Do not use a C compiler to produce any of your assembly language code. Doing so would be considered an instance of academic dishonesty. Instead produce your assembly language code manually.

We encourage you to develop "flattened" C code (as described in precepts) to bridge the gap between the given "normal" C code and your assembly language code. Using flattened C code as a bridge can eliminate logic errors from your assembly language code, leaving only the possibility of translation errors.

We also encourage you to use your flattened C code as comments in your assembly language code. Such comments can clarify your assembly language code substantially.

You should submit:

  • Your mywc.s file.
  • Your testmywc script, and any other scripts that it calls.
  • The data files that test your mywc program.
  • Your bigintadd.s and bigintaddopt.s files.
  • If you did the extra credit option, your bigintaddoptopt.s file.
  • A readme file.

Your readme file should contain:

  • Your name.
  • A description of whatever help (if any) you received from others while doing the assignment, and the names of any individuals with whom you collaborated, as prescribed by the course Policies web page.
  • Your mywc test plan in the format specified above.
  • The times consumed by the fib programs, as specified above.
  • (Optionally) An indication of how much time you spent doing the assignment.
  • (Optionally) Your assessment of the assignment.
  • (Optionally) Any information that will help us to grade your work in the most favorable light. In particular you should describe all known bugs.

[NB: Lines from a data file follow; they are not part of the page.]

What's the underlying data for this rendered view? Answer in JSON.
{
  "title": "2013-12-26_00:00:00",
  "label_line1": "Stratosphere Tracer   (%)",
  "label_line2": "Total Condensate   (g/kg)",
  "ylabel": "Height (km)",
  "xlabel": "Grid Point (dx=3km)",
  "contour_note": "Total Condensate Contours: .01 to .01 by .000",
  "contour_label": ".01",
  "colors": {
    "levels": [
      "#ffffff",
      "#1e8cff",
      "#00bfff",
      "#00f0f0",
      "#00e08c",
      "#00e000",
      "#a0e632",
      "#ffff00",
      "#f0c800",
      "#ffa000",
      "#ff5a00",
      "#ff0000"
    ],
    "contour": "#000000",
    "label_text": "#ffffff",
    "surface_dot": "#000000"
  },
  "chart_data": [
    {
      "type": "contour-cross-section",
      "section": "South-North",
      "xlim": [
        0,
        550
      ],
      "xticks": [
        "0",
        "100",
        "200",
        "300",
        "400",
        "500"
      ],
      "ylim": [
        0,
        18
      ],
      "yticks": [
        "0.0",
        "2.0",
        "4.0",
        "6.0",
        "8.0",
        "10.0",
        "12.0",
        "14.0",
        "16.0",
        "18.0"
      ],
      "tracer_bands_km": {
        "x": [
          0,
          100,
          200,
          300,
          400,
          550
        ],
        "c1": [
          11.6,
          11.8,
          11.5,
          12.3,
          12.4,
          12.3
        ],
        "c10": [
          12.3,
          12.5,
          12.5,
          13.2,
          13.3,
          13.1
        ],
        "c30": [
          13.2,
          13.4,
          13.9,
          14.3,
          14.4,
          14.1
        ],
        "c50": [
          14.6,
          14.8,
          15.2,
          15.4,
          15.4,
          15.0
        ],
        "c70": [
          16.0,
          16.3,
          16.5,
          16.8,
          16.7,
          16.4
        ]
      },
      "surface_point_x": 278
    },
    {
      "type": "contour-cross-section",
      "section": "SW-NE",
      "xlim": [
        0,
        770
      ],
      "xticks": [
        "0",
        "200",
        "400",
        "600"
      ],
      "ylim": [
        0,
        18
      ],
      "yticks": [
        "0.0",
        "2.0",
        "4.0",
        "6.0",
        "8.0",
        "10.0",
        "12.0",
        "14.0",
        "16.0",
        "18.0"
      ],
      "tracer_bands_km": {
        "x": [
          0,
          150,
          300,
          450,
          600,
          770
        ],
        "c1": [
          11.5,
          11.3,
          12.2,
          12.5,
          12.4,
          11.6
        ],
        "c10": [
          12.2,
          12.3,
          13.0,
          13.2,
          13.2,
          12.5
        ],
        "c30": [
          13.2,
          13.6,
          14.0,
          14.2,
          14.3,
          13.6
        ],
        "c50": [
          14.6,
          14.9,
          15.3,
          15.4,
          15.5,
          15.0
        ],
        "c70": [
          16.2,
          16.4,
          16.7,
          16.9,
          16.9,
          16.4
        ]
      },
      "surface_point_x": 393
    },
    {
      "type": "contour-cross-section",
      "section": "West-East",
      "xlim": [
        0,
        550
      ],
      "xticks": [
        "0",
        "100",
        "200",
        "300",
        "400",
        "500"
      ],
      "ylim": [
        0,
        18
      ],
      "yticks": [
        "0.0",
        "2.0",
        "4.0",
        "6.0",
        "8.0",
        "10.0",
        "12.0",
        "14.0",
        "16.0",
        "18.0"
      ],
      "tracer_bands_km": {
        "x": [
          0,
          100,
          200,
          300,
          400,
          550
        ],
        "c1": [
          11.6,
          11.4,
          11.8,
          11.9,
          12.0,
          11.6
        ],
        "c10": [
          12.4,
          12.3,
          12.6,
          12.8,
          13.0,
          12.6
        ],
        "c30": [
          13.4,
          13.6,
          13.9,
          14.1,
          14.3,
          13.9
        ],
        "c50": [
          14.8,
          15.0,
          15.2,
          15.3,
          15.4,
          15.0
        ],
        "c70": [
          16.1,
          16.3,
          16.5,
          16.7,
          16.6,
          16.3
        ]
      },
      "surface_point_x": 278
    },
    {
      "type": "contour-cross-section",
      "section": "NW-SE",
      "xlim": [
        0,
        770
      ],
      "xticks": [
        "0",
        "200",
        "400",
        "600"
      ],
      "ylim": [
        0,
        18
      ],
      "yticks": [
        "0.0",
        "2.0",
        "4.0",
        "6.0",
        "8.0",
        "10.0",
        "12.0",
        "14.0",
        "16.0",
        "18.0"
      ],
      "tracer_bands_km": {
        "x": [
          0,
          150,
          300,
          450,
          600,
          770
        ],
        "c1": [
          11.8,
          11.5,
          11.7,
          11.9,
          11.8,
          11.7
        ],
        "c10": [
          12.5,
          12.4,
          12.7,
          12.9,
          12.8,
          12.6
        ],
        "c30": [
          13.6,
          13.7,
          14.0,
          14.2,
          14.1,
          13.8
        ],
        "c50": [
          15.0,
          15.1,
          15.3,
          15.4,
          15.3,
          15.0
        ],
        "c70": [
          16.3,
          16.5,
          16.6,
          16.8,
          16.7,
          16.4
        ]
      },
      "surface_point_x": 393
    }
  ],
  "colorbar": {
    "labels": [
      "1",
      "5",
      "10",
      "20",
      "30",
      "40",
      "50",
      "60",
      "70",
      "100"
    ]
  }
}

Submit your work electronically using the commands:

submit 5 mywc.s submit 5 testmywc submit 5 anyBashScriptsCalledByTestmywc submit 5 mywc*.txt submit 5 bigintadd.s submit 5 bigintaddopt.s submit 5 bigintaddoptopt.s (if you did the extra credit) submit 5 readme

Please do not submit xemacs backup files, that is, files that end with '~'.


Grading

As always, we will grade your work on quality from the user's and programmer's points of view. To encourage good coding practices, we will take off points based on warning messages during compilation and assembly.

Comments in your assembly language programs are especially important. Each assembly language function -- especially the main() function -- should have a comment that describes what the function does. Local comments within your assembly language functions are equally important. Comments copied from corresponding "flattened" C code are particularly helpful.

Testing is a substantial aspect of the assignment. Approximately 10% of the grade will be based upon your mywc test plan as described in your readme file, and as implemented by your test scripts and data files.